Клиенты согласно закивали. Видимо, где-то рядом было бомбоубежище, и они собирались там пересидеть.
- Ты вернуться не успеешь, - сообщил Стерху Ди в самое ухо, когда устроился на мотоцикле за его спиной.
- Начхать. В меня не попадут.
- Спятил? - Ди вцепился в твердое плечо.
- Руку убери, мешает. - Стерх повернул голову, привстал, с силой нажимая ногой на рычаг стартера. - Да пережду где-нить, не боись. От меня так просто не отделаешься, сынку! - И смачно гоготнул, подражая Кочубею.
- Придурок, - буркнул Ди. Он и не собирался от него отделываться: похоже, самый доступный и логичный способ найти в Тавропыле художника - использовать охотников.
**14**
У картины кто-то побывал. Это Ди понял сразу, еще до того как увидел неуклюже собранные кирпичи, которыми этот кто-то пытался подпереть грозящую обрушиться стену. Почувствовал чужака, как почувствовал бы посторонних в собственном доме. Резервация и была его домом, а он - ее единственным законным обитателем, и потому охватившая Ди волна гнева ощущалась справедливой, хотя и неуместной.

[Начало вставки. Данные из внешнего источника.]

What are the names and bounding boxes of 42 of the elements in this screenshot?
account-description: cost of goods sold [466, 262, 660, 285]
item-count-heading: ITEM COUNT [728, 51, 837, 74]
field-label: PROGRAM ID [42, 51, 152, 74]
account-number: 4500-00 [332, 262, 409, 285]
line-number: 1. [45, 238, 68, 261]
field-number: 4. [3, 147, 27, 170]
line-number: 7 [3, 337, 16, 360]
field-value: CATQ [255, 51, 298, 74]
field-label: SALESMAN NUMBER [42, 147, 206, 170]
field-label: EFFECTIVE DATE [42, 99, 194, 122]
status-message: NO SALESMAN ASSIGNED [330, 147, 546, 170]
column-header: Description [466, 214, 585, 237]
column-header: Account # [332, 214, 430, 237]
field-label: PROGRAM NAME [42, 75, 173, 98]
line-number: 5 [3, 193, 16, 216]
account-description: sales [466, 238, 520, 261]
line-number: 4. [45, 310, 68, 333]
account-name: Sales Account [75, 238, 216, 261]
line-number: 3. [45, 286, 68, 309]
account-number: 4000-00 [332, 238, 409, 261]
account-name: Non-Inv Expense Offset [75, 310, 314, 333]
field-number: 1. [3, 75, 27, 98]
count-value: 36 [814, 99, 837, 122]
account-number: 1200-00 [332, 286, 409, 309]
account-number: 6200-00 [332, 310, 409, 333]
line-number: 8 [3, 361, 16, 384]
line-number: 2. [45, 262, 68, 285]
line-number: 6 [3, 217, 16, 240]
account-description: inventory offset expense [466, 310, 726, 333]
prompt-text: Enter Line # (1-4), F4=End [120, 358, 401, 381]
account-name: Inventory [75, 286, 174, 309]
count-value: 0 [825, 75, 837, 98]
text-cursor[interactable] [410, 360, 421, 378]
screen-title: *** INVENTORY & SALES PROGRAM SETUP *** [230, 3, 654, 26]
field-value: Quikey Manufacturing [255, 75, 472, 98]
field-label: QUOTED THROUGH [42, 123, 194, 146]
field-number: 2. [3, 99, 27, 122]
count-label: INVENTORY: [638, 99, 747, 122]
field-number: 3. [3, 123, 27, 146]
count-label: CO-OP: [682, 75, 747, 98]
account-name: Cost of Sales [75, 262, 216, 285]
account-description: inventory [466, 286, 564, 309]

Он переждал ее, зажмурившись и сжимая в руке обломок кирпича, после чего высыпал красное крошево на землю, вытер ладони о траву и развернул карту. Можно было сюда не заезжать, остановиться у кипарисовой рощи, но Ди не мог не навестить свою картину, не войти в нее еще раз, не вдохнуть запах сырости и хвои, не запрокинуть голову в высокое летнее небо.